What NIMBY stands for and what it means are two separate matters.

CityLab staffer Eric Jaffe reports on the need for a better definition of "NIMBYism", a task being taken on by Austin land-use regulations lawyer Chris Bradford. On his new blog Club NIMBY, Bradford argues that we are all powerless to define the practice of NIMBYism systematically. In order to diminish NIMBYism, those concerned with zoning restrictions, land use regulations, housing affordability and income inequality in American cities must improve their understanding of the obstruction.

“Developing a sound theory of NIMBYism will, of course, enable us to define NIMBYism,” he writes. “But if a ‘theory of NIMBYism’ is to be useful, it must explain NIMBYism as well as define it.” The key to any strong definition or explanation, suggests Bradford, is that it must go beyond the simplistic idea that NIMBYism aims to protect home value, full stop.
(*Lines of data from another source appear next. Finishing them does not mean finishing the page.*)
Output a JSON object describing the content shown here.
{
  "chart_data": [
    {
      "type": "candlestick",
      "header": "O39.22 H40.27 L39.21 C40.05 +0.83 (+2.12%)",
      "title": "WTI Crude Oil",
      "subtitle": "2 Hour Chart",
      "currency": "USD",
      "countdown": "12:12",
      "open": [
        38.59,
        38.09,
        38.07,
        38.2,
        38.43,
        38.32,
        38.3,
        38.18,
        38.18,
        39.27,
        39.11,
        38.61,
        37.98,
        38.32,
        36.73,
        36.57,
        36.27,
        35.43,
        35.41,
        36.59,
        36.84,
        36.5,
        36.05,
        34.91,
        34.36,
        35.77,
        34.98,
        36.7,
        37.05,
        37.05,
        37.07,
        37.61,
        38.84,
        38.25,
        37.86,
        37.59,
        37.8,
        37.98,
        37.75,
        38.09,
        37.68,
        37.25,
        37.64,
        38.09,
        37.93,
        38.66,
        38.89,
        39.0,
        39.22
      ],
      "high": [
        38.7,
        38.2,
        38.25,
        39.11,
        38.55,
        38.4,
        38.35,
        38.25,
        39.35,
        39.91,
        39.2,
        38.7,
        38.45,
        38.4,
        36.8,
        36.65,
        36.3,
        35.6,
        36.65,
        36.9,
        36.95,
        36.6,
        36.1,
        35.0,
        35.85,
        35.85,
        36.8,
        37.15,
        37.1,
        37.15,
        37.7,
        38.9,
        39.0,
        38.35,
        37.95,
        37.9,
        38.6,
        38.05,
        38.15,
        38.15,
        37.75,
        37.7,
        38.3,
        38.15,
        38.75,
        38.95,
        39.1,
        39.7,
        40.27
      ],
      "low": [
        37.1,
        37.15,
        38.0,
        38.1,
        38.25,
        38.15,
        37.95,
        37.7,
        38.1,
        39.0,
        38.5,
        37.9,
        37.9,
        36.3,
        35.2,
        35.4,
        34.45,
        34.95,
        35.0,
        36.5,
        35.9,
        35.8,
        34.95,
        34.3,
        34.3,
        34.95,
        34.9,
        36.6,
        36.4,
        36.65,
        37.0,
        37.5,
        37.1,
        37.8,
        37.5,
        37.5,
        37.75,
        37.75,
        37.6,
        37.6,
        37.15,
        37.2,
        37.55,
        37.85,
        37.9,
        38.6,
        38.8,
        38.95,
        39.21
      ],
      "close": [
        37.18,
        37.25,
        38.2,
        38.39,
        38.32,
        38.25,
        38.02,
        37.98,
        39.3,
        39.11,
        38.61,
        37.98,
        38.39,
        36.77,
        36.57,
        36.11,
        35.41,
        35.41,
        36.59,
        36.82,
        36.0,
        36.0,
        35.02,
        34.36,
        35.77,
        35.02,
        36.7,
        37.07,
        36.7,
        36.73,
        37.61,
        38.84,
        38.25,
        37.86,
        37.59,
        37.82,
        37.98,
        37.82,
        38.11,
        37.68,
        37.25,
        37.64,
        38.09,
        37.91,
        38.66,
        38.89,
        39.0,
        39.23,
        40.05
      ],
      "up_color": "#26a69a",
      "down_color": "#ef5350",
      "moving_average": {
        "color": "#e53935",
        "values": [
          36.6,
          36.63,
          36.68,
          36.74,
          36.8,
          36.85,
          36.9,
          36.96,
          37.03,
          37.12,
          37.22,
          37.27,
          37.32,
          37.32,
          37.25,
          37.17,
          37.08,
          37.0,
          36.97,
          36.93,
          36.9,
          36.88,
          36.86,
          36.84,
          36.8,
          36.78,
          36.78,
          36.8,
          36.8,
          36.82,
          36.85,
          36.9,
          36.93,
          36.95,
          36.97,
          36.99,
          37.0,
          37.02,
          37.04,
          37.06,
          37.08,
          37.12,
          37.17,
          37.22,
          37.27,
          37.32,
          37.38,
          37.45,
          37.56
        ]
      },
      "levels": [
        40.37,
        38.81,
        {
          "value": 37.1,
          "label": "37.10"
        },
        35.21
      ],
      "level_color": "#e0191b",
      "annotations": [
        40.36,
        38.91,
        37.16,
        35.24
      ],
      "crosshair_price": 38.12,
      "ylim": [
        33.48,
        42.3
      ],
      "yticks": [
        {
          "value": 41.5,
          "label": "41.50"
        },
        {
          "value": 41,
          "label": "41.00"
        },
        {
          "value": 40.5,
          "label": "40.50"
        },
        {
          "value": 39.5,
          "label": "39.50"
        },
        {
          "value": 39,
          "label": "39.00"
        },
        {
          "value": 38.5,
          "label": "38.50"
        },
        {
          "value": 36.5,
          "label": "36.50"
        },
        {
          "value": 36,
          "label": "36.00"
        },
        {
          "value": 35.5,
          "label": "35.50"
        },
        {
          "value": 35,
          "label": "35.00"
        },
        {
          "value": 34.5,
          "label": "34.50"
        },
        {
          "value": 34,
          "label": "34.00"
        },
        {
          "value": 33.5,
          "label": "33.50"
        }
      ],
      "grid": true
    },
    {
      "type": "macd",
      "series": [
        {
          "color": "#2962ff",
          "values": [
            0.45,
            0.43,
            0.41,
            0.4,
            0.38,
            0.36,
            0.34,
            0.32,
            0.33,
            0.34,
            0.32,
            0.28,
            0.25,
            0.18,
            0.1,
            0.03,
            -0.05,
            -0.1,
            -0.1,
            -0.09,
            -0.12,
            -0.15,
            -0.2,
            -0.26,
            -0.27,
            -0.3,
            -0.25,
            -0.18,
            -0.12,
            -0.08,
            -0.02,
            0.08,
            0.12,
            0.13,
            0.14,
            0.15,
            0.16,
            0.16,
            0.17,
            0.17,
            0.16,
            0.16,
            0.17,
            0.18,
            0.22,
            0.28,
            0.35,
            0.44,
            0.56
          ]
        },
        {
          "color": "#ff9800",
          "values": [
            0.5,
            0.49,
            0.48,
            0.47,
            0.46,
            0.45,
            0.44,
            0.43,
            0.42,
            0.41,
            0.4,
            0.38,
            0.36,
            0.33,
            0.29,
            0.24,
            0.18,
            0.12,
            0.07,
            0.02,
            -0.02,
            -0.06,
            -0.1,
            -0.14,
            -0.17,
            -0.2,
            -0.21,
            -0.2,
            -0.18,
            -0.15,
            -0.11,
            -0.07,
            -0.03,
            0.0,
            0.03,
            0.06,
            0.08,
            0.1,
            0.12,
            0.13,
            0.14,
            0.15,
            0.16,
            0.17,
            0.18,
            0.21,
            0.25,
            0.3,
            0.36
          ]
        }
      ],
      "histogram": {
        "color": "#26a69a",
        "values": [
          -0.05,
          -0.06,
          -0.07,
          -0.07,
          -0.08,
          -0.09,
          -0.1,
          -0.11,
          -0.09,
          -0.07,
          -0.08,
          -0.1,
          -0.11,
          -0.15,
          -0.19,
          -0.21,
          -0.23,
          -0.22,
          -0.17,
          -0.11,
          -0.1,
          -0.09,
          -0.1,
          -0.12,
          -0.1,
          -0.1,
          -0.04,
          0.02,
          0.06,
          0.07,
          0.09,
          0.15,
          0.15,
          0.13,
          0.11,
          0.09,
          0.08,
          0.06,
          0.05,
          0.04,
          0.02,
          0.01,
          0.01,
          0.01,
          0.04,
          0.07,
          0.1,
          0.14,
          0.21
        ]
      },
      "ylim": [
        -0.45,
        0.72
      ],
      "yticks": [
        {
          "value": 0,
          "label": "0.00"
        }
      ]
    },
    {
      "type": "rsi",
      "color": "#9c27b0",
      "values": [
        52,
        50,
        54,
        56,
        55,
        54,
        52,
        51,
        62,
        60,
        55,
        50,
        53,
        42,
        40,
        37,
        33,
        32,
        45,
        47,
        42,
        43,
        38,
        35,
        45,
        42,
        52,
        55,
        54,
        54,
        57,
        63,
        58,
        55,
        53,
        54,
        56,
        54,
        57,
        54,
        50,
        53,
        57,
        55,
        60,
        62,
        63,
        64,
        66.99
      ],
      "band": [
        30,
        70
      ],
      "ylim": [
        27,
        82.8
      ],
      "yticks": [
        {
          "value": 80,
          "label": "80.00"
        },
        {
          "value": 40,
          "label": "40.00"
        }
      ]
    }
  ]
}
Bradford builds his own central thesis around the idea that NIMBYs seek to monopolize “access to neighborhood amenities”.
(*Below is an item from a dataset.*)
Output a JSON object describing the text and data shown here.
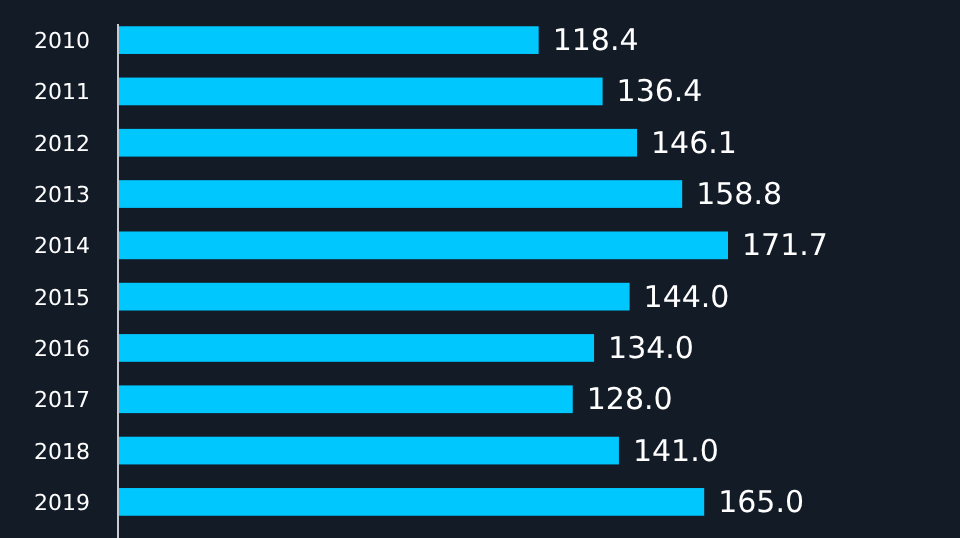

Bradford hopes that his posts will incite a larger discussion about NIMBYism and address the fact that the response puts home value at the center of wealth accumulation in a society focused on property values.
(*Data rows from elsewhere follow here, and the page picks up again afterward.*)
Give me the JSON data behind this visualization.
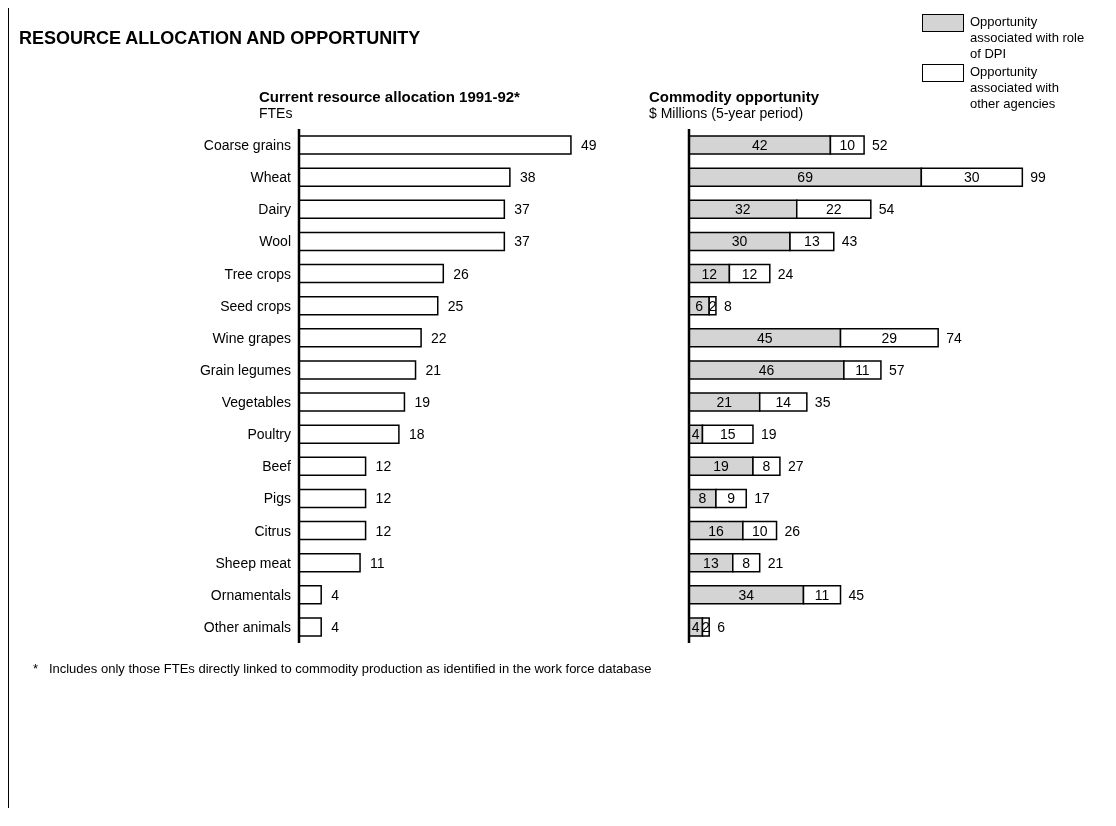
{
  "chart_data": [
    {
      "type": "bar",
      "orientation": "horizontal",
      "title": "Current resource allocation 1991-92*",
      "xlabel": "FTEs",
      "categories": [
        "Coarse grains",
        "Wheat",
        "Dairy",
        "Wool",
        "Tree crops",
        "Seed crops",
        "Wine grapes",
        "Grain legumes",
        "Vegetables",
        "Poultry",
        "Beef",
        "Pigs",
        "Citrus",
        "Sheep meat",
        "Ornamentals",
        "Other animals"
      ],
      "values": [
        49,
        38,
        37,
        37,
        26,
        25,
        22,
        21,
        19,
        18,
        12,
        12,
        12,
        11,
        4,
        4
      ],
      "color": "#ffffff",
      "data_labels": true,
      "annotations": [
        "RESOURCE ALLOCATION AND OPPORTUNITY",
        "*   Includes only those FTEs directly linked to commodity production as identified in the work force database"
      ]
    },
    {
      "type": "bar",
      "orientation": "horizontal",
      "stacked": true,
      "title": "Commodity opportunity",
      "xlabel": "$ Millions (5-year period)",
      "categories": [
        null,
        null,
        null,
        null,
        null,
        null,
        null,
        null,
        null,
        null,
        null,
        null,
        null,
        null,
        null,
        null
      ],
      "series": [
        {
          "name": "Opportunity associated with role of DPI",
          "color": "#d4d4d4",
          "values": [
            42,
            69,
            32,
            30,
            12,
            6,
            45,
            46,
            21,
            4,
            19,
            8,
            16,
            13,
            34,
            4
          ]
        },
        {
          "name": "Opportunity associated with other agencies",
          "color": "#ffffff",
          "values": [
            10,
            30,
            22,
            13,
            12,
            2,
            29,
            11,
            14,
            15,
            8,
            9,
            10,
            8,
            11,
            2
          ]
        }
      ],
      "totals": [
        "52",
        "99",
        "54",
        "43",
        "24",
        "8",
        "74",
        "57",
        "35",
        "19",
        "27",
        "17",
        "26",
        "21",
        "45",
        "6"
      ],
      "data_labels": true,
      "legend": "top right"
    }
  ]
}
As for realistic policy solutions, Bradford makes an initial go at these, too. Rather than trying to undo existing single-family zones, he says, an easier place to start would be for local planners and officials to stop automatically applying such zoning to new developments. “There is no particular constituency for zoning fringe greenfields exclusively for single-family use, so cities ought to stop doing it,” he writes. “This practice merely begets the next generation of NIMBYs.”